The cumulative abundances of the top eight bacterial genera across all donors indicate differences in total bacterial mass of up to threefold (Fig. 6b). Variation in the relative abundance of genera is much smaller (Fig. 6c) and the same analysis at the level of the five most abundant phyla showed similar variation.
When aggregating males and females separately, the two groups exhibited very comparable bacterial abundances that were highly correlated (R
2 = 0.94; Fig. 6d). Thus, proteomics indicates that sex differences in the oral microbiome are minor. In contrast, bacterial abundance changed drastically after eating breakfast and tooth brushing. The high abundance bacterial genera were reduced 2.5-fold on average, while the lower abundant ones generally showed even stronger reduction (Fig. 6e, f). The Streptococcus genus, which contains S. mutans, was reduced by almost threefold after tooth brushing (Fig. 6f). It has been established that the S. mutans species is not the only one involved in cavity formation [42] and it would now be interesting to study the effects of different oral hygiene regimes on the oral bacterial community at the proteome level.

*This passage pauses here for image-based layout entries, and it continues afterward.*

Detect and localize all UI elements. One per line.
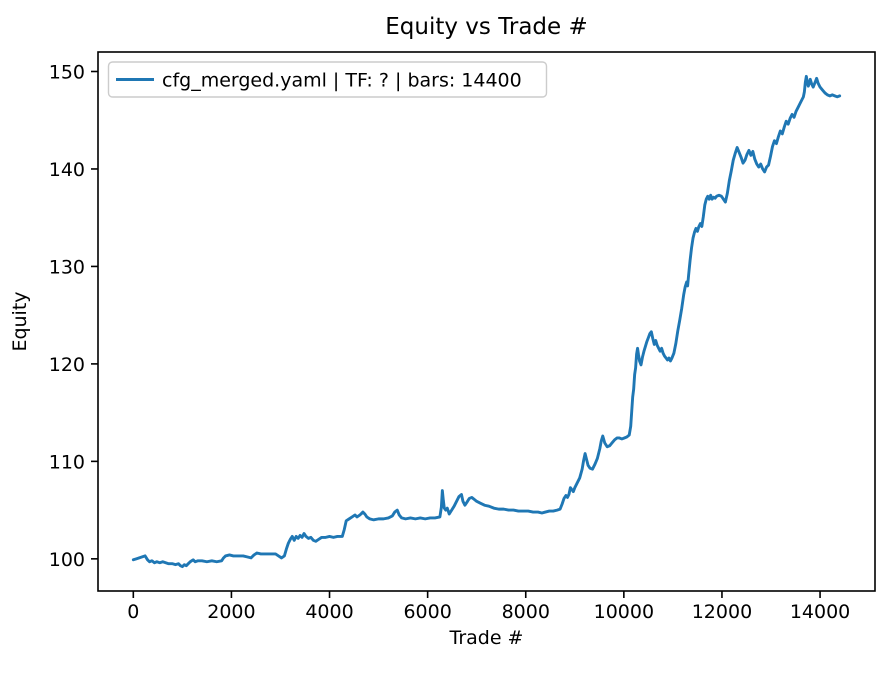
y-axis-label: Equity bbox=[9, 291, 31, 351]
equity-line bbox=[131, 74, 842, 569]
y-tick-label: 120 bbox=[49, 354, 85, 376]
plot-generated-layer: 0 2000 4000 6000 8000 10000 12000 14000 100 110 12… bbox=[49, 51, 876, 623]
y-tick-label: 140 bbox=[49, 159, 85, 181]
legend-label: cfg_merged.yaml | TF: ? | bars: 14400 bbox=[162, 70, 522, 92]
y-tick-label: 150 bbox=[49, 61, 85, 83]
y-tick-label: 110 bbox=[49, 451, 85, 473]
x-tick-label: 0 bbox=[127, 601, 139, 623]
legend-box bbox=[107, 61, 548, 98]
legend: cfg_merged.yaml | TF: ? | bars: 14400 bbox=[107, 61, 548, 98]
x-tick-label: 8000 bbox=[502, 601, 550, 623]
axes-frame bbox=[97, 51, 876, 592]
x-tick-label: 6000 bbox=[403, 601, 451, 623]
x-tick-label: 12000 bbox=[692, 601, 752, 623]
x-axis-label: Trade # bbox=[449, 627, 524, 649]
x-tick-label: 2000 bbox=[207, 601, 255, 623]
x-tick-label: 14000 bbox=[790, 601, 850, 623]
chart-title: Equity vs Trade # bbox=[385, 14, 588, 40]
x-tick-label: 10000 bbox=[594, 601, 654, 623]
x-tick-label: 4000 bbox=[305, 601, 353, 623]
y-tick-label: 130 bbox=[49, 256, 85, 278]
y-tick-label: 100 bbox=[49, 549, 85, 571]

Our deep saliva proteomes also allow combined analysis of the human and bacterial proteome changes in response to the same perturbations. For instance, at waking, when bacterial abundance is high, the human saliva proteome was primed towards bacterial defense with substantial enrichment of proteins annotated with the Uniprot keywords “antibiotic” and “anti-microbioal”. Given the higher abundance of the microbiome at waking, this likely reflects the body’s effort to limit bacterial proliferation during the night when these populations are relatively undisturbed. This example illustrates the utility of the simultaneous detection of the human and bacterial proteomes for the study of the interplay of the host and microbiome.